Telesphorus said:The bottom line is that religious liberty goes from being called bad in principle to being a right that the Catholic Church demands be granted.
There's no concealing that.
Exactly. It goes from being bad in principle to being ENFORCED with an iron rod.
Telesphorus said:When we consider that the teaching of heresy from the pulpit is now the ordinary course of events, when we consider the "liberty" at Assissi, we see something far beyond what Lamennais and his followers had in mind.
We know the Church is infested with heretics, but I'm trying to take DH at face value, in itself, the same way we try to decide if the Novus Ordo in its Latin, official form is intrinsically bad.
What about if hαɾɾιson or someone else said that DH was a way to protect freedom of worship for Catholics in an increasingly hostile and secular world?
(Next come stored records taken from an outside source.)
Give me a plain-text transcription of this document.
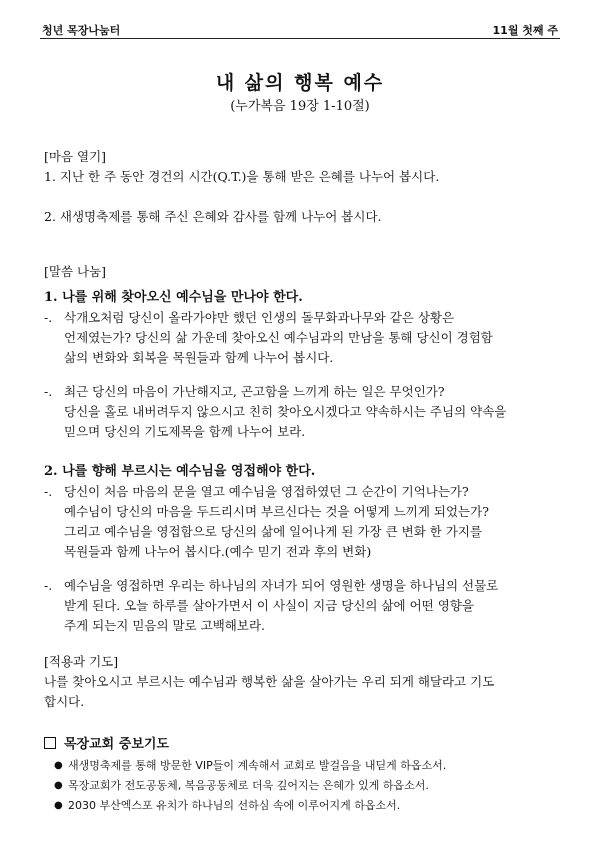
청년 목장나눔터	11월 첫째 주
내 삶의 행복 예수
(누가복음 19장 1-10절)
[마음 열기]
1. 지난 한 주 동안 경건의 시간(Q.T.)을 통해 받은 은혜를 나누어 봅시다.
2. 새생명축제를 통해 주신 은혜와 감사를 함께 나누어 봅시다.
[말씀 나눔]
1. 나를 위해 찾아오신 예수님을 만나야 한다.
-. 삭개오처럼 당신이 올라가야만 했던 인생의 돌무화과나무와 같은 상황은
언제였는가? 당신의 삶 가운데 찾아오신 예수님과의 만남을 통해 당신이 경험함
삶의 변화와 회복을 목원들과 함께 나누어 봅시다.
-. 최근 당신의 마음이 가난해지고, 곤고함을 느끼게 하는 일은 무엇인가?
당신을 홀로 내버려두지 않으시고 친히 찾아오시겠다고 약속하시는 주님의 약속을
믿으며 당신의 기도제목을 함께 나누어 보라.
2. 나를 향해 부르시는 예수님을 영접해야 한다.
-. 당신이 처음 마음의 문을 열고 예수님을 영접하였던 그 순간이 기억나는가?
예수님이 당신의 마음을 두드리시며 부르신다는 것을 어떻게 느끼게 되었는가?
그리고 예수님을 영접함으로 당신의 삶에 일어나게 된 가장 큰 변화 한 가지를
목원들과 함께 나누어 봅시다.(예수 믿기 전과 후의 변화)
-. 예수님을 영접하면 우리는 하나님의 자녀가 되어 영원한 생명을 하나님의 선물로
받게 된다. 오늘 하루를 살아가면서 이 사실이 지금 당신의 삶에 어떤 영향을
주게 되는지 믿음의 말로 고백해보라.
[적용과 기도]
나를 찾아오시고 부르시는 예수님과 행복한 삶을 살아가는 우리 되게 해달라고 기도
합시다.
목장교회 중보기도
● 새생명축제를 통해 방문한 VIP들이 계속해서 교회로 발걸음을 내딛게 하옵소서.
● 목장교회가 전도공동체, 복음공동체로 더욱 깊어지는 은혜가 있게 하옵소서.
● 2030 부산엑스포 유치가 하나님의 선하심 속에 이루어지게 하옵소서.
I said in the other thread that this holds no water logically, since no tyrannically atheistic government would listen to the Vatican. But thinking it over more closely, just because those in question won't listen hasn't stopped the Vatican ( the real Vatican ) from condemning communism and other evils.
However, that is very relativistic. As Leo XIII said, tyrannical, atheistic governments may be worse than modern governments where the Church is separated from the state -- but both are bad IN PRINCIPLE.
If it really is against the faith to say that governments should allow error to have rights, then nothing can change that. The question I ask again, does this controversy over the Right to Religious Error ( a more accurate term for what we call "religious liberty" ) fall under the category of discipline or faith?